There are few fishing locales that can live up to the hype. But a group of Charleston fishermen will attest that the Cuban resort of Cayo Largo, located about 100 miles due south of Havana, is a saltwater fly fisherman’s dream.
Rhett Reidenbach, Ken Holseberg, Stephen Zoukis, Tony Woody, David Stevens and Champ Smith had the recent opportunity to sample the Cuban flats and returned home with tired arms and vivid memories of bountiful bonefish, willing tarpon and challenging permit.
“It was one of those bucket list trips that you hope you can go on again,” Smith said.
Until recently U.S. citizens were not legally permitted to enter Cuba, but those rules were relaxed earlier this year. Everyone who travels to Cuba has to have some type of mission and the Charleston group was able to go through the Bonefish & Tarpon Trust.
Smith said they booked the trip through Ian Davis of Yellow Dog Outfitters with Filippo Invernizzi of Avalon Fishing in Cuba. They took a private charter from Fort Lauderdale, Fla., to Havana, and after a day in Cuba’s capital took a converted Russian transport plane to the island of Cayo Largo. Smith said the resort fishes along a 70-mile stretch divided into six 10-12 mile zones.
“What Filippo did about 30 years ago was set up those zones and turn them into a fishing sanctuary,” Smith said. “There is no killing of fish. No spinning rods are involved. It’s only fly fishing and everything is released.

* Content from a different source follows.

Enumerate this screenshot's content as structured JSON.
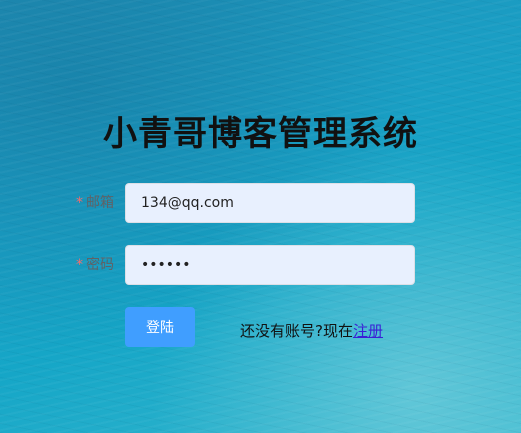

“They give each zone a resting period of four to five days to a week before it gets touched again. It’s really pristine. It really is cool the way each zone gets to rest and there’s not much fishing pressure. The fishing was extraordinarily good.
“You could catch bonefish until you got tired. Most bones were three to four pounds,” said Smith, who added that the group caught three bonefish over 10 pounds, including one that weighed 13 pounds. “The juvenile tarpon fishing was crazy good, very few refusals. My first two days I caught eight tarpon myself. The tarpon very rarely refused your fly. And the permit fishing was permit fishing. It’s difficult no matter where or how you do it. But it was good.”
Smith said the group saw permit and managed three or four bites but Zoukis was the only one who succeeded and completed a grand slam by catching a permit, tarpon and bonefish in the same day.
Additionally, the group also caught mutton snapper on the fly, lots of jacks, blue runners and jack crevalles. They saw snook but were unable to hook one.
“You fish out of 16-foot Dolphin flats skiffs. Everything is first-class. The guides are all top-notch and they all speak English,” Smith said. “It’s crazy. It’s so pristine. It’s like going to the Florida Keys in the ‘50s and ‘60s.”